Is it reasonable for Mission Hospitals to operate such that patient fees are sufficient to cover all of the outgoing expenses? Or simply put, should mission hospital be able to financially stand on their own two feet without help from outside donations?
Christian mission hospitals should and must stay afloat on their own via patient fees without depending upon outside donations. This is the only hope these hospitals have to last and provide any type of long term medical and spiritual impact on the community they serve.
First, it is quite reasonable to expect that missions hospitals can be self-sustainable because payroll is low compared to the West. Even for skilled workers like nurses, chaplains, and scrub technicians salaries of 250 dollars per month are very competitive.
Second, in some countries there is national health insurance. In Kenya as long as a patient is signed up for NHIF which costs less than 4 dollars per month all of their inpatient care and surgeries are paid for. The reimbursements to the hospital are substantial and can more than cover patient expenses.
Third, missionary doctors (who are free work and collect no salary) can not be counted on for the long term. This is not an insult against lack of commitment by the missionary community but the realities of Westerners living in the developing world. So many situations can arise including political instability, personal sickness, child-raising issues, lack of fund-raising, or change of mission focus are just a few reasons that may cause a sudden exit of a missionary doctor or the whole medical missionary staff. What happens and at what level can a mission hospital function if the missionaries leave? Mission hospitals must find a way to continue operating even if the missionary community leaves.
Forth, mission hospitals can not rely on donations of finances, medical instruments, and supplies to stay afloat. Donations are erratic for many reasons. Financial donations rise and fall with the wayward economy of the West. Some equipment is excellent and useable. Other instruments are too technical and fragile to last in a dusty, high-use developing world environment without medical tech support. Some donated instruments are just plain out of date or non-functional and put in the category we call, “Junk for Jesus.” Some donated items never arrive or are costly to import due to customs and taxes. Mission hospitals must find affordable streams of medical supplies in-country or in nearby places like India.
Fifth, mission hospital medical care in the developing world is often higher standard, more compassionate, and more expedient than the government hospitals. Certain patients will seek out the Mzungu (white) doctor for his or her expertise. Some of these patients are middle class, have white collar jobs, and are able to pay for “private attention.” Mission hospitals have a unique opportunity to capitalize off these “private” patients and charge fees that can subsidize the care for those patients that do not have the ability to pay.

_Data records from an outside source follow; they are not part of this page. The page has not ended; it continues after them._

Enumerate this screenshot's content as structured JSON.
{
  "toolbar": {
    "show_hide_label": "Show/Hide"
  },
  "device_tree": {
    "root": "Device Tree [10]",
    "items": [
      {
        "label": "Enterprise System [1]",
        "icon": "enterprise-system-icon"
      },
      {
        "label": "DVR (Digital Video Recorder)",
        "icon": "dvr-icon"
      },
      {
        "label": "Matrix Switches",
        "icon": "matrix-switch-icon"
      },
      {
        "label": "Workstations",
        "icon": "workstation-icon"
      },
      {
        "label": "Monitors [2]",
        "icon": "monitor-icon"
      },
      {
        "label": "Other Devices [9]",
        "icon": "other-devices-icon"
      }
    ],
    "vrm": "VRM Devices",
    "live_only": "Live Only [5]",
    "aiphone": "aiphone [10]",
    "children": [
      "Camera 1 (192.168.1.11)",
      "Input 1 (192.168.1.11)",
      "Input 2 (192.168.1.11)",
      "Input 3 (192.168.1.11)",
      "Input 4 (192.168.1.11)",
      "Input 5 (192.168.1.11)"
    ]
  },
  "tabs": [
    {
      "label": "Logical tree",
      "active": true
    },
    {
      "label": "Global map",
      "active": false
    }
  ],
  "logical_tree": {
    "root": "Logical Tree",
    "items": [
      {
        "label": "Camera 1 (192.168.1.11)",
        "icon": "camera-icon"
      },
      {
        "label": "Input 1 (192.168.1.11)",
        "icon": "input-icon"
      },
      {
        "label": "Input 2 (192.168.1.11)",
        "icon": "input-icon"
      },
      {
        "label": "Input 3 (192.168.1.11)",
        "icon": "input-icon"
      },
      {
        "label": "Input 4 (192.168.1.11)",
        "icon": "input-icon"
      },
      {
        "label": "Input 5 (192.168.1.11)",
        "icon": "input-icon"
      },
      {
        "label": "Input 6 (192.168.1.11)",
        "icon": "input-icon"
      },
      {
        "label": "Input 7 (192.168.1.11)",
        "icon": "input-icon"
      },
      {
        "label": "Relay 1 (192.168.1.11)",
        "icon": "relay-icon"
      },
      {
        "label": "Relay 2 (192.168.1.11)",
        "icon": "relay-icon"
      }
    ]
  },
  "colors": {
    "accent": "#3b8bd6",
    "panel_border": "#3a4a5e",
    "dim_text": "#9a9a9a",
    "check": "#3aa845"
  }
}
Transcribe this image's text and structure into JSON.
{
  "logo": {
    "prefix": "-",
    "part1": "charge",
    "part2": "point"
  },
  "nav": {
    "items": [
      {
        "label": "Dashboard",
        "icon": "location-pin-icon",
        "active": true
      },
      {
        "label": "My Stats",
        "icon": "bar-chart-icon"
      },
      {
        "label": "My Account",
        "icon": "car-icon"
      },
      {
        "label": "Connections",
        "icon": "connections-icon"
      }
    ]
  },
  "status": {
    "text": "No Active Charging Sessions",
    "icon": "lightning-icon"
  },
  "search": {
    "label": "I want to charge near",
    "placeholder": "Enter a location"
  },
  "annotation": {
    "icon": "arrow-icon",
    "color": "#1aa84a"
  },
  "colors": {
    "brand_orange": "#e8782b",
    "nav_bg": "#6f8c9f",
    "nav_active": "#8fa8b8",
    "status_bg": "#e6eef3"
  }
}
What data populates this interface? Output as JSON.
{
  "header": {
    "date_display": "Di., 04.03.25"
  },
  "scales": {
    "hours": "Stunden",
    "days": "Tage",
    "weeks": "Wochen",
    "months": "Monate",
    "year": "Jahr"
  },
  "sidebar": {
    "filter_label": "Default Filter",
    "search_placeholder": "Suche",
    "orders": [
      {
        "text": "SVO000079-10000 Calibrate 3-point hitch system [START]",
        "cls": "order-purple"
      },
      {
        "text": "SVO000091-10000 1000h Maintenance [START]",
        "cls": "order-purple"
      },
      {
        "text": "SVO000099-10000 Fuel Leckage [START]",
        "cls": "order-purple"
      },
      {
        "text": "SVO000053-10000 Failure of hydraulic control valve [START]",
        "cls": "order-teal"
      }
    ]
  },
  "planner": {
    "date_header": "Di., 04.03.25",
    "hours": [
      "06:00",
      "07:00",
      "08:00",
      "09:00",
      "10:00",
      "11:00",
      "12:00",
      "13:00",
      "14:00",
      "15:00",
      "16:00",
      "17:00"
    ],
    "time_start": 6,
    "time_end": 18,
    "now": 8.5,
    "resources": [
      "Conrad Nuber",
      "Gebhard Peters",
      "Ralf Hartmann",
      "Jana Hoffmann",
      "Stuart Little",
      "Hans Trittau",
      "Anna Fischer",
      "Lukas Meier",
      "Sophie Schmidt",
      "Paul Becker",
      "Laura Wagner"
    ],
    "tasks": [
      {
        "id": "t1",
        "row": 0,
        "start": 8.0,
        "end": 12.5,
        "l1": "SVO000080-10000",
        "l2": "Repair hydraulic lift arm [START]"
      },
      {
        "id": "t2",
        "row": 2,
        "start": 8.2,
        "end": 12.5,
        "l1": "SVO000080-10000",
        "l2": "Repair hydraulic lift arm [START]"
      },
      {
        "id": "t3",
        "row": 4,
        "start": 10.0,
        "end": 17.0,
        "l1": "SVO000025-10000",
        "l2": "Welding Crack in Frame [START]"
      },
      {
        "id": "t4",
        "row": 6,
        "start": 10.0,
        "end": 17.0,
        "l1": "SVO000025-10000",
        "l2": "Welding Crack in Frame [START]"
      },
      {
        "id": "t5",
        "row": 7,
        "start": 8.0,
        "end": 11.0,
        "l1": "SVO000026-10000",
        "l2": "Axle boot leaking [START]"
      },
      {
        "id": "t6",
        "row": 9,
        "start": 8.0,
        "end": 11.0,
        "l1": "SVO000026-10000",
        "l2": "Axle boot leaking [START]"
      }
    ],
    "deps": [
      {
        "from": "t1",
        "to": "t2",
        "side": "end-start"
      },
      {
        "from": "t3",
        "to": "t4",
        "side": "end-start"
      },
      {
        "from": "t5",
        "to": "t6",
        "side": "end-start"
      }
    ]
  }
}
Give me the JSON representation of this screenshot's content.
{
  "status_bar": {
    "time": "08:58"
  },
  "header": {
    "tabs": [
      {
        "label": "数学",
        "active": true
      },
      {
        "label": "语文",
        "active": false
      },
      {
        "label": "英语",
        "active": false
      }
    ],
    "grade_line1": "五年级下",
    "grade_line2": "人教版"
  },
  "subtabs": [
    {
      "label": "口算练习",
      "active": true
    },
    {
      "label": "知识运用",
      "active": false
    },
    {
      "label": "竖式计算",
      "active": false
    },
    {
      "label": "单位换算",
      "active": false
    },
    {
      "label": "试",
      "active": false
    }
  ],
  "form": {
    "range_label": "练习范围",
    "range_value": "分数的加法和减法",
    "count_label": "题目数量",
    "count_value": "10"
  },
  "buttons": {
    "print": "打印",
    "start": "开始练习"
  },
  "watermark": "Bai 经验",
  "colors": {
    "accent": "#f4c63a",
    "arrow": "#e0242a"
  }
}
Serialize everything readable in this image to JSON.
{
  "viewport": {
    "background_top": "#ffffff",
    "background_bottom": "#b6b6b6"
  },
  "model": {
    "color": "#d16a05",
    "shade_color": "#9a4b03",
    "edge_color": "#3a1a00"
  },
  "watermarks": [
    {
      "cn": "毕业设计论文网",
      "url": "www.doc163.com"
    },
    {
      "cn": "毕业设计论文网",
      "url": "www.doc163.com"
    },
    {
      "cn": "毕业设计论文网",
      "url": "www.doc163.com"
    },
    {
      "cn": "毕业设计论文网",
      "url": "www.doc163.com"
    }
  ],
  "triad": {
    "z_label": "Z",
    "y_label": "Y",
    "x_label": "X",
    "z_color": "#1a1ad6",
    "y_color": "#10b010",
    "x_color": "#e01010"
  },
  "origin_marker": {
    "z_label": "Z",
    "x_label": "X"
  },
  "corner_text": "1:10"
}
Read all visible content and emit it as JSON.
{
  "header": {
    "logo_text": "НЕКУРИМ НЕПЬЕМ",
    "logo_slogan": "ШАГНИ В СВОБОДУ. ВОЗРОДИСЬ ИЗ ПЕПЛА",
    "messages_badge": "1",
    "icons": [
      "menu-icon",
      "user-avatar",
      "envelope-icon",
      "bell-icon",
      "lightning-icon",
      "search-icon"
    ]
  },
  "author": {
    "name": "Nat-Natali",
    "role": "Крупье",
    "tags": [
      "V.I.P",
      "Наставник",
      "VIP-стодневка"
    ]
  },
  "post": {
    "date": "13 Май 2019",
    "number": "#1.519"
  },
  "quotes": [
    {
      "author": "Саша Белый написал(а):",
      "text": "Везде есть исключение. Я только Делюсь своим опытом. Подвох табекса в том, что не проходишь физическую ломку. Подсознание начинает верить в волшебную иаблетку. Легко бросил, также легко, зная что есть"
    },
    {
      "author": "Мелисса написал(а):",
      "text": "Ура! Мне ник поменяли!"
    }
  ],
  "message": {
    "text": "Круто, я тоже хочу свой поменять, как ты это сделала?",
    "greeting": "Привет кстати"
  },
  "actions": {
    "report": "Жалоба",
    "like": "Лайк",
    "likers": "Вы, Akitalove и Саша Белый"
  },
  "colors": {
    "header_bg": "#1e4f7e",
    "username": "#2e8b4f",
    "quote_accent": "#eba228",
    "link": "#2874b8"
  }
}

It is not reasonable nor should it be expected that a mission hospital could possibly be sustainable on patient fees alone. Christian Mission Hospitals need and should be propped up by donations and the care given by missionary doctors for many reasons.
First, the average Children’s Hospital in the USA relies on foundations and or donations at a rate of 30% of their overall budget. If we don’t expect a hospital in the West to stand alone, how can we possibly expect our counterpart here in Africa to make it without help from outside donations.
Second, operating a medical missions hospital is expensive. Much more so than discipleship, church planting, or building a seminary. It doesn’t make medical missions right or wrong, or better or worse just expensive. Operating rooms, medicine, staff available 24 hours per day it all makes this type of ministry expensive. To expect the meager fees to cover the operating expenses for things like hysterectomies, long term in-patient tuberculosis treatment, or out-patient medicines is not realistic.
Fourth, a noble goal of mission hospitals in nationalization. That is training the national staff (nurses, doctors, administrators, technicians) to take over key positions in the hospital thereby replacing the missionary staff. This is already happening at Kijabe. Many of the consultants doctors, all the nursing staff, the CEO, and all the residents are African. This is a good thing! But, no one wants to talk about the nasty hidden cost of nationalization of a mission hospital. Missionary doctors (who work for free) are replaced with national doctors (who must be paid a reasonable salary or see them leave). As mission hospitals become more nationalized they may rely further on donations to keep from sinking financially.
I guess yes & no is the answer to "should mission hospitals be self-sustainable." Likely, the right answer lies somewhere in between.